The thing that I failed to realized until much later in my life is that I was not horrible at writing words that went along with a bunch of other people that were writing words that combined to tell a story. If you've never experienced play-by-post before, it is effectively a communal writing exercise, where everyone contributes their bit to tell a greater whole. If you've experienced tabletop roleplaying, it is still a very different experience. People have hours, if not days, to think of the perfect response, and spend so much more time describing how their character thinks, instead of pure action and reaction. Things are slower, but characters are more consistent. And, in a lot of ways, more constructed, less surprising, and - in my experience - less interesting.

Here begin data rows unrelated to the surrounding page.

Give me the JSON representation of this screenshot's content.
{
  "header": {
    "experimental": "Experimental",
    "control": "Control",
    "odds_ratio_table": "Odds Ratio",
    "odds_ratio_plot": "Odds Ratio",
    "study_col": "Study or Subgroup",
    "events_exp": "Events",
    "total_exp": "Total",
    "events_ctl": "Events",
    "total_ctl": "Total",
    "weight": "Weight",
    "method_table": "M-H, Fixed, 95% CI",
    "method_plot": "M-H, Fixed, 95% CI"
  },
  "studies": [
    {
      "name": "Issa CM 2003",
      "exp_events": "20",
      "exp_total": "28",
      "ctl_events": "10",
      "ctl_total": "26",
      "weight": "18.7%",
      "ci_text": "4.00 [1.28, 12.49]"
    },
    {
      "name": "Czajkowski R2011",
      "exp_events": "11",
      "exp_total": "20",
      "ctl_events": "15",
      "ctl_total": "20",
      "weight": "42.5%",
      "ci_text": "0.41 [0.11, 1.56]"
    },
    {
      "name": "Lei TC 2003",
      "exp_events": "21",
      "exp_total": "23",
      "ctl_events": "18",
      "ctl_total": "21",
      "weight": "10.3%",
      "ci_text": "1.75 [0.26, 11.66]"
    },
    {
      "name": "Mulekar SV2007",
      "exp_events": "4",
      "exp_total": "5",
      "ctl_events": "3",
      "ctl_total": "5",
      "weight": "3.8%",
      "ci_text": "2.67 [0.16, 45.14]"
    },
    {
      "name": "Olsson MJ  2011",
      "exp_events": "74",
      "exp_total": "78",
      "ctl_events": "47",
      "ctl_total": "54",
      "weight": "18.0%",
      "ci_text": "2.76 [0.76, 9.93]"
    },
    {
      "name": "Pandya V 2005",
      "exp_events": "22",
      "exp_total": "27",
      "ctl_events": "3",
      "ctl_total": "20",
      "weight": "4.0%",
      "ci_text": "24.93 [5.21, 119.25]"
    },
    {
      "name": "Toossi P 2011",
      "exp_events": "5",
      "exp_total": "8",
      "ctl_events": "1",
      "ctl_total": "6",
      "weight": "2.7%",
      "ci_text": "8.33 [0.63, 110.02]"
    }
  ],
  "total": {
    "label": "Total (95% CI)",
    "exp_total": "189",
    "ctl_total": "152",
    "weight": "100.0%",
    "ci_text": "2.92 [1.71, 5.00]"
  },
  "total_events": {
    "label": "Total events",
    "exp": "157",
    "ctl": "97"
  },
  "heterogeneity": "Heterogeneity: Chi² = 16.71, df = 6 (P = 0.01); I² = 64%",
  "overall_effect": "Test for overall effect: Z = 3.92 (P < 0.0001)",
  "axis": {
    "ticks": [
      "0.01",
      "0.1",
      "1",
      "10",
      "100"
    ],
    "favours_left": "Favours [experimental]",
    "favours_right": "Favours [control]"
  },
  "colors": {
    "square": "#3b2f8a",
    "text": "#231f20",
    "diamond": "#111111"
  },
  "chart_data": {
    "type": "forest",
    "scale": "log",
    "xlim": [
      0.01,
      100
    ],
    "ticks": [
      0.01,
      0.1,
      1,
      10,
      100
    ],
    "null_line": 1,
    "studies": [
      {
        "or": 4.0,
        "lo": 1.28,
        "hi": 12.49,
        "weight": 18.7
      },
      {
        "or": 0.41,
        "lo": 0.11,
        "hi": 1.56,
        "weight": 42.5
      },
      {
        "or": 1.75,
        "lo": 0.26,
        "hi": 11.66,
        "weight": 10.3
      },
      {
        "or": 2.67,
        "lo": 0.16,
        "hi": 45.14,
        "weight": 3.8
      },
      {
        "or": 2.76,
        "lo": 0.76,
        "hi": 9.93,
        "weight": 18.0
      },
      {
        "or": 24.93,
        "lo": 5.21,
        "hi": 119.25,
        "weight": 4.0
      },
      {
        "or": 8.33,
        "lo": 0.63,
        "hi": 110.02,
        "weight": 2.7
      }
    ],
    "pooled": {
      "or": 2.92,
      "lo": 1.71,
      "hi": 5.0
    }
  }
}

I was under the assumption that I was a good writer. Or, at least, a good storyteller. The folly of youth, I suppose.
No, I was decent at coming up with a story. And okay at coming up with characters. But I was not good at meshing everything together. Put whatever I wrote onto an audience that may be receptive but isn't necessarily interested, and I could not grab that interest. There was no pizzaz.
I learned this when I was trying to tell something to my dad - the same dad who instilled this interest in the first place - over lunch. I picked up that he wasn't actually following along - no active listening cues or anything - and I just stopped. And never started again. And he didn't notice. I realized that, for all I cared about whatever I was doing, I was actually ignorable background noise. The things I cared about weren't actually important.
Now that may sound like I'm blaming my dad, or throwing shade on the idea that "a parent should care about their child's interest, because it's their child's interest" or whatever. And I'm not going to pretend that it didn't sting. But it was a valuable note to my life - that I need to make something worthwhile before anyone's going to care about it. That just having an idea or a story or a character is worthless if you can't execute on it.
Unfortunately, I'm a sensitive little bitch, so instead of putting things out into the world and "learning my craft" and evolving as I practiced, I kept everything private. I figured that I'd know when I was good enough and could finally make a breakthrough when that happened. But since I am constantly alternating between thinking everything I do is fantastic and everything I do is shit, I know that I am a horrible judge of my own quality.
This is why I'm writing publicly, even as I know the quality isn't there. I saw somewhere recently the sentiment of "if you do things poorly, no one will remember them; if you do things well, people will remember them." The writing equivalent of "only you remember your cringy moments from high school." So, there's really nothing keeping me from writing slop and posting it other than my own insecurities. No one's going to notice anyway. No one will pay attention.
And even as I grow frustrated at my writing over this NaNoWriMo, not going into as much depth as I want to, nor spending enough time on the edit to make words good, I am... satisfied. Proud, even? I've spent more time dedicated to writing than I have in a long time, which is likely not reflected in the sheer number of words coming out. I've spent more time on this site than I have in the prior decade that it's been up. I don't like the quality of the thing that I'm making right now, but I can see hundreds of distinct ways that I can improve it. And that brings a tear to my eye, I guess. That, finally, I can see the thing in myself that I like to see in other people - someone trying at something they care about.
Even though I suspect none of the people who this is directed toward will see this, a large part of why I've stuck with it is just because I did share the fact that I'm doing this publicly. And even though there weren't many words said, I still felt the support from the group that paid attention, and I feel like I can't let them down. Just a small pat on the back or a headpat or whatever, even if virtual, is keeping me going.
So, yeah, I guess I'm sticking with it. If A Thing's Worth Doing, It's Worth Doing Badly - definitely sticking with that second half so far.